Trilogy meets guidance with 19% gain in full-year earnings, cites raw material costs
Trilogy International posted a 19 percent gain in annual pretax earnings, meeting guidance, reflecting a full 12-month contribution from distributor CS & Co and stronger sales of its Trilogy beauty products, which offset the impact of higher raw material costs.
Earnings before interest, tax, depreciation and amortisation rose to $19.4 million in the 12 months ended March 31, from $16.3 million a year earlier, the Auckland-based company said in a statement. Net profit rose 35 percent to $12.7 million including a one-time gain from changing to CS & Co as distributor. Sales climbed 25 percent to $103.7 million, with CS & Co accounting for the biggest portion of the increase.
The full-year results show earnings weren't as strong at the company's Natural Products (mainly the Trilogy brand) or home fragrance (Ecoya scented candles). While sales at Natural Products rose 13 percent to $38.8 million, ebitda grew just 2 percent to $11.8 million, which the company attributed to its investment in the Goodness brand, higher raw material costs and foreign exchange movements.
Home fragrance sales rose 7 percent to $21.4 million but ebitda dropped to $1.8 million from $2.5 million, which it said reflected a narrower gross margin, corporate costs and brand investment. Its strategy for 2018 includes a relaunch of the brand "to ensure brand and product continues to attract target market", new products and online sales.
The 2017 results show the diminishing contribution from Ecoya, the business the company first brought to market in May 2010 when it listed as a body, bath and home fragrance company. By September of that year it had agreed to buy the Trilogy skincare products business.

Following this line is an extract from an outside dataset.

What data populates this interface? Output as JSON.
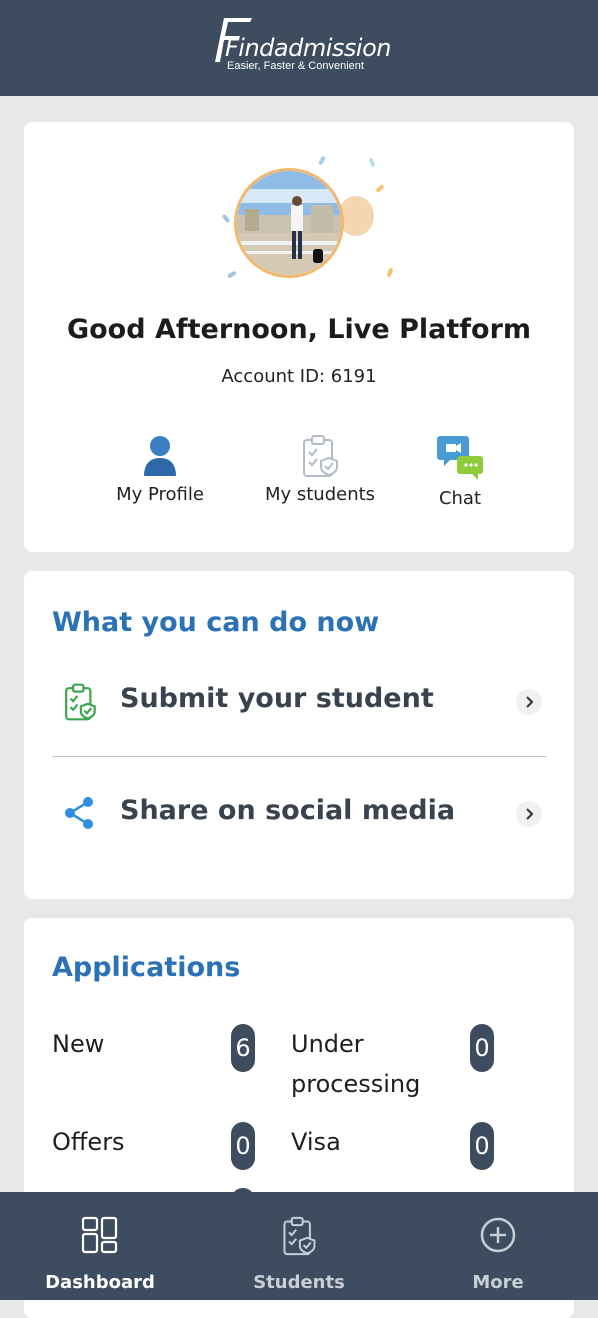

Trilogy's distribution business (CS & Co) lifted revenue by 87 percent to $53.4 million from the $28.6 million it contributed in the previous part year. Revenue growth amounted to 27 percent based on pro forma numbers for 2016. Ebitda rose to $8.5 million from $4.8 million, which it said was a 27 percent gain on pro forma 2016 sales.
The company said it expects underlying revenue growth to be consistent with 2017 for each segment of its business. Group ebitda "will continue to grow, despite gross margin compression as a result of higher raw material prices within Trilogy skincare," it said.
Trilogy will pay a full-year dividend of 4.5 cents a share compared to a 2016 final dividend of 5.45 cents.
Trilogy shares rose 3 percent to $2.37 and have declined 24 percent this year.